John on February 1, 2006 at 11:52 pm
For some time now, Christians have been beated about the head with the claim that divorce rates among Christians are identical to those among non-believers. The thrust of this argument is plain: Your faith doesn’t matter.
Well as Charles Colson notes here, it appears we finally have some information to the contrary. Sociologist W. Bradford Wilcox (PhD from Princeton) has done an analysis of something called the General Social Survey or GSS. The GSS is a broad survey involving thousands of adults. Dr. Bradford’s interest included a number of significant points. Most significant was the association of lower divorce rates with weekly church attendance.
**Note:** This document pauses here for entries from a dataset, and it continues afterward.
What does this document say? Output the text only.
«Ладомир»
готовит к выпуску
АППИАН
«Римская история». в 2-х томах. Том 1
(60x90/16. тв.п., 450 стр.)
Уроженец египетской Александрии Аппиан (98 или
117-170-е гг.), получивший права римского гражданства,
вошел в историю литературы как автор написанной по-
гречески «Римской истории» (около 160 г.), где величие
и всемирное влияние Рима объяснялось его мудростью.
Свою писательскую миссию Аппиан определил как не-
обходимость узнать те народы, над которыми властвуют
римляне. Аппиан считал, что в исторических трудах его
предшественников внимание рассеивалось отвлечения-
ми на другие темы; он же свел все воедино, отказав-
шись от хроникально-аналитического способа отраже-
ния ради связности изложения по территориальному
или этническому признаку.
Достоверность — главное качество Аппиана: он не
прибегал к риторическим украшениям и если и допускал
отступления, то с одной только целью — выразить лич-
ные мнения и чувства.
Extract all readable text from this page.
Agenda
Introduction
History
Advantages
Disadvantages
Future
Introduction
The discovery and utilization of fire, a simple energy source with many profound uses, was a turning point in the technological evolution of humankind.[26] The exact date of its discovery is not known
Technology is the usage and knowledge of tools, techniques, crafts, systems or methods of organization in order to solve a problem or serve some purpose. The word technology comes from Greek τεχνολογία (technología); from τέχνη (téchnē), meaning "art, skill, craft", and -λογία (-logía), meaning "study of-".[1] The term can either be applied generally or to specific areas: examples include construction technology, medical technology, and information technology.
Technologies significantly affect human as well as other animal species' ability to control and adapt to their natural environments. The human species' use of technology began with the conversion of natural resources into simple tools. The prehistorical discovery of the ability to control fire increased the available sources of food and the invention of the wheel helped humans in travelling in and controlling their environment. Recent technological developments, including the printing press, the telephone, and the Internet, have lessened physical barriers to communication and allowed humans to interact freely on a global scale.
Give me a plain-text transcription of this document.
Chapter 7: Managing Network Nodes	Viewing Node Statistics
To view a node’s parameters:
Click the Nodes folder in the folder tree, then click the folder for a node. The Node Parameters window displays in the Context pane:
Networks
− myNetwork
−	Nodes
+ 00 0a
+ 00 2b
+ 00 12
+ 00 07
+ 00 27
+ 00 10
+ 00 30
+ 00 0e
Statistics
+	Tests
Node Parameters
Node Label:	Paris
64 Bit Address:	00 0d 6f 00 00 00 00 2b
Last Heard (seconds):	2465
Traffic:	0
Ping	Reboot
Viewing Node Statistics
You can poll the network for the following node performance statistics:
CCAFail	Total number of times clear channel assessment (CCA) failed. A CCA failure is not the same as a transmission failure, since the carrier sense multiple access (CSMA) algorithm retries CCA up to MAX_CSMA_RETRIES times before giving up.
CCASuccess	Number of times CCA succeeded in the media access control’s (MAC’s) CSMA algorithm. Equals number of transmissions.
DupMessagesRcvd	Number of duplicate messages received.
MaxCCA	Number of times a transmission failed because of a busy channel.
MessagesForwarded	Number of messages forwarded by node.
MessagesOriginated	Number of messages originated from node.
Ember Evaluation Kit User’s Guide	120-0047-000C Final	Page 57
Click here for a pdf file of his data. He does not include a graph of the divorce data so I made one myself:
As you can see above, divorce is significantly lower among weekly attenders in all categories but one. The last pair of data items are not labeled as well as they could be. Among all US adults the orange bar represents those who attend less than once a week (which would presumably include atheists) and the green bar represents all those who attend once or more a week (of all faiths). The difference is striking 47% vs. 32%. In addition, Dr. Wilcox found that weekly attendance was significantly associated with marital happiness. Again, I’ve made my own table based on his data:
Here the data is broken down by sex as well as tradition. I’ve omitted the Jewish component because the data was incomplete (See the pdf). Once again, the green and yellow bars (weekly attenders) do better across the board and especially in the last column when compared against all non-weekly attenders.
Does this mean we can finally take the albatross of failed marriages from around our necks? Well, the paper hasn’t been published yet, but that day is drawing near. In a sense, though, this doesn’t tell us anything unexpected. As James said “faith without works is dead.” If you claim to be a Christian but don’t even go to go to church regularly, there is a real contradiction there, one with real world consequences.